Alternative to raw has_one/has_many relationships

LostKobrakai · November 20, 2016, 8:53am

I do a lot of php development in a cms/cmf called processwire for a living, while curiously looking into elixir/phoenix. ProcessWire’s entity modeling is based on a modeling strategy, which I found to be more flexible, than only the plain has_one/has_many/… relationships most frameworks seem to use/suggest.

Before explaining it in more details: My question is, if such a structure would be possible to use with ecto/phoenix and what you think might be the downsides/dealbreakers for it.

So modeling in processwire is not based on a single table per model, but models are rather a core set of infos about the model entity (id, name, template, created, modified) and a set of custom fields associated to the model (template). Each of the custom fields does have it’s own table, which in simple cases consists only of entity_id and data columns, but it certainly can hold more columns if needed by the type of field like sort for multi-value fields.
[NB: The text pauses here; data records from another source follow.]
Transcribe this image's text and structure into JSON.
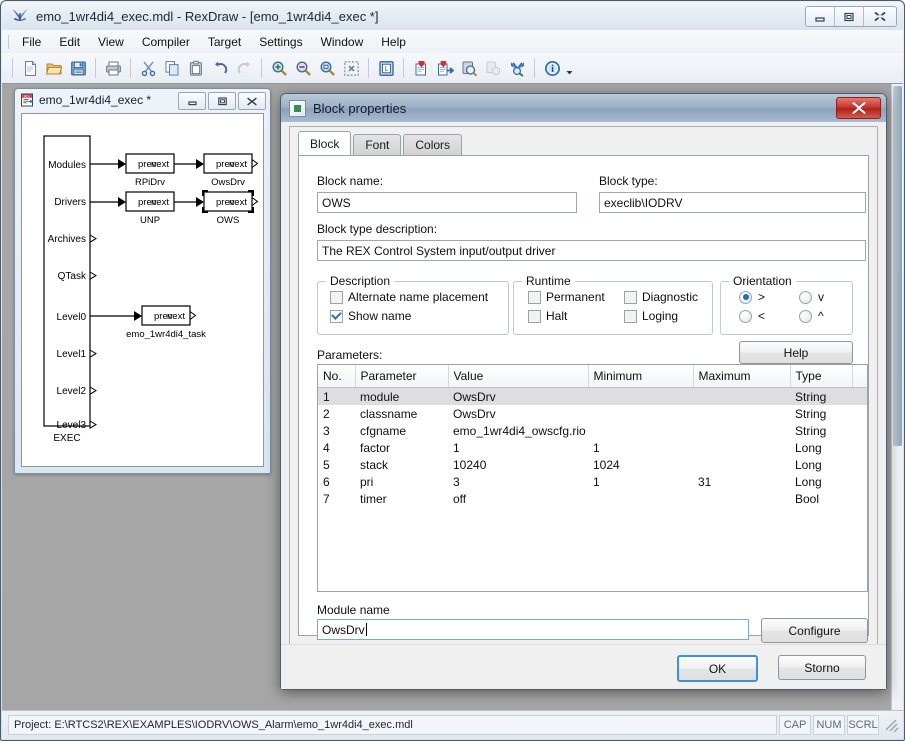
{
  "window": {
    "title": "emo_1wr4di4_exec.mdl - RexDraw - [emo_1wr4di4_exec *]",
    "icon": "rexdraw-butterfly-icon",
    "minimize": "—",
    "maximize": "❐",
    "close": "✕"
  },
  "menubar": {
    "items": [
      {
        "label": "File"
      },
      {
        "label": "Edit"
      },
      {
        "label": "View"
      },
      {
        "label": "Compiler"
      },
      {
        "label": "Target"
      },
      {
        "label": "Settings"
      },
      {
        "label": "Window"
      },
      {
        "label": "Help"
      }
    ]
  },
  "toolbar": {
    "groups": [
      {
        "tools": [
          {
            "name": "new-file-icon",
            "enabled": true
          },
          {
            "name": "open-folder-icon",
            "enabled": true
          },
          {
            "name": "save-icon",
            "enabled": true
          }
        ]
      },
      {
        "tools": [
          {
            "name": "print-icon",
            "enabled": true
          }
        ]
      },
      {
        "tools": [
          {
            "name": "cut-scissors-icon",
            "enabled": true
          },
          {
            "name": "copy-icon",
            "enabled": true
          },
          {
            "name": "paste-icon",
            "enabled": true
          },
          {
            "name": "undo-icon",
            "enabled": true
          },
          {
            "name": "redo-icon",
            "enabled": false
          }
        ]
      },
      {
        "tools": [
          {
            "name": "zoom-in-icon",
            "enabled": true
          },
          {
            "name": "zoom-out-icon",
            "enabled": true
          },
          {
            "name": "zoom-100-icon",
            "enabled": true
          },
          {
            "name": "zoom-fit-icon",
            "enabled": true
          }
        ]
      },
      {
        "tools": [
          {
            "name": "library-icon",
            "enabled": true
          }
        ]
      },
      {
        "tools": [
          {
            "name": "compile-icon",
            "enabled": true
          },
          {
            "name": "compile-download-icon",
            "enabled": true
          },
          {
            "name": "watch-icon",
            "enabled": true
          },
          {
            "name": "copy-target-icon",
            "enabled": false
          },
          {
            "name": "diagnostics-icon",
            "enabled": true
          }
        ]
      },
      {
        "tools": [
          {
            "name": "about-info-icon",
            "enabled": true
          },
          {
            "name": "chevron-down-icon",
            "enabled": true
          }
        ]
      }
    ]
  },
  "mdi_child": {
    "title": "emo_1wr4di4_exec *",
    "icon": "mdl-document-icon",
    "minimize": "—",
    "restore": "❐",
    "close": "✕",
    "diagram": {
      "exec_block": {
        "label": "EXEC",
        "ports": [
          "Modules",
          "Drivers",
          "Archives",
          "QTask",
          "Level0",
          "Level1",
          "Level2",
          "Level3"
        ]
      },
      "blocks": [
        {
          "name": "RPiDrv",
          "prev": "prev",
          "next": "next",
          "selected": false
        },
        {
          "name": "OwsDrv",
          "prev": "prev",
          "next": "next",
          "selected": false
        },
        {
          "name": "UNP",
          "prev": "prev",
          "next": "next",
          "selected": false
        },
        {
          "name": "OWS",
          "prev": "prev",
          "next": "next",
          "selected": true
        },
        {
          "name": "emo_1wr4di4_task",
          "prev": "prev",
          "next": "next",
          "selected": false
        }
      ]
    }
  },
  "dialog": {
    "title": "Block properties",
    "icon": "block-properties-icon",
    "close_label": "✕",
    "tabs": [
      {
        "label": "Block",
        "active": true
      },
      {
        "label": "Font",
        "active": false
      },
      {
        "label": "Colors",
        "active": false
      }
    ],
    "block_name_label": "Block name:",
    "block_name_value": "OWS",
    "block_type_label": "Block type:",
    "block_type_value": "execlib\\IODRV",
    "block_type_description_label": "Block type description:",
    "block_type_description_value": "The REX Control System input/output driver",
    "description_group": {
      "title": "Description",
      "checkboxes": [
        {
          "label": "Alternate name placement",
          "checked": false
        },
        {
          "label": "Show name",
          "checked": true
        }
      ]
    },
    "runtime_group": {
      "title": "Runtime",
      "checkboxes": [
        {
          "label": "Permanent",
          "checked": false
        },
        {
          "label": "Diagnostic",
          "checked": false
        },
        {
          "label": "Halt",
          "checked": false
        },
        {
          "label": "Loging",
          "checked": false
        }
      ]
    },
    "orientation_group": {
      "title": "Orientation",
      "options": [
        {
          "label": ">",
          "selected": true
        },
        {
          "label": "v",
          "selected": false
        },
        {
          "label": "<",
          "selected": false
        },
        {
          "label": "^",
          "selected": false
        }
      ]
    },
    "help_button": "Help",
    "parameters_label": "Parameters:",
    "parameters_table": {
      "columns": [
        "No.",
        "Parameter",
        "Value",
        "Minimum",
        "Maximum",
        "Type"
      ],
      "rows": [
        {
          "no": "1",
          "parameter": "module",
          "value": "OwsDrv",
          "minimum": "",
          "maximum": "",
          "type": "String",
          "selected": true
        },
        {
          "no": "2",
          "parameter": "classname",
          "value": "OwsDrv",
          "minimum": "",
          "maximum": "",
          "type": "String",
          "selected": false
        },
        {
          "no": "3",
          "parameter": "cfgname",
          "value": "emo_1wr4di4_owscfg.rio",
          "minimum": "",
          "maximum": "",
          "type": "String",
          "selected": false
        },
        {
          "no": "4",
          "parameter": "factor",
          "value": "1",
          "minimum": "1",
          "maximum": "",
          "type": "Long",
          "selected": false
        },
        {
          "no": "5",
          "parameter": "stack",
          "value": "10240",
          "minimum": "1024",
          "maximum": "",
          "type": "Long",
          "selected": false
        },
        {
          "no": "6",
          "parameter": "pri",
          "value": "3",
          "minimum": "1",
          "maximum": "31",
          "type": "Long",
          "selected": false
        },
        {
          "no": "7",
          "parameter": "timer",
          "value": "off",
          "minimum": "",
          "maximum": "",
          "type": "Bool",
          "selected": false
        }
      ]
    },
    "module_name_label": "Module name",
    "module_name_value": "OwsDrv",
    "configure_button": "Configure",
    "ok_button": "OK",
    "cancel_button": "Storno"
  },
  "statusbar": {
    "project_text": "Project: E:\\RTCS2\\REX\\EXAMPLES\\IODRV\\OWS_Alarm\\emo_1wr4di4_exec.mdl",
    "indicators": [
      "CAP",
      "NUM",
      "SCRL"
    ]
  },
  "colors": {
    "dialog_title_start": "#b9c8d8",
    "dialog_title_end": "#8ba2bb",
    "close_button_red": "#c6362c",
    "selection_row": "#dedede",
    "default_button_border": "#3c93d6",
    "mdi_background": "#a6a6a6"
  }
}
So a template for a blogpost, which does hold the custom fields of “title”, “tags” and “body”, would result in the following tables:

templates (has the info about which fields the blog post is associated with)
entities (base info like above)
field_title (one-to-one mapping of title to post)
field_tags (one-to-many mapping of tags to post)
field_body (one-to-one mapping of body to post)

Via the template information on each entity the data of the custom fields can be joined into the base information or being lazy loaded after the retrieval of just the core information about the entity.

The advantages of such a mapping to me are the following:

All entities ids are stored in a single table, which makes linking of entities of any kind super simple.
All entities can have has_one or has_many relationships to their fields, so multi-value fields are simple to do as well

Both together allow for structures, where an entity can link to a sorted list of differently typed entities without additional pivot tables or such things. For example in a portfolio website a project entity’s field aside_info could return a list like this [%Image{}, %VimeoEmbed{}, %Image{}, %Image{}].

A second feature of this modeling strategy is that data can easily be stored in a tree structure. By adding a parent_id column to the entities table everything can live in a global tree of all the entities in the system.

With every model entity being of the same base, one also does rather care about how to store data relevant to a specific type of field instead of creating a title (varchar(255)) on each model again. One does rather compose exisiting fields with fields unique to a specific model.

This might not be a perfect layout of what happing in processwire, but I tried to keep the explanation reasonably short. I curious to hear your thoughs about it.

sztosz · November 20, 2016, 10:14am

Doesn’t it make inefficient?

Can you show example database schema (dump) and models?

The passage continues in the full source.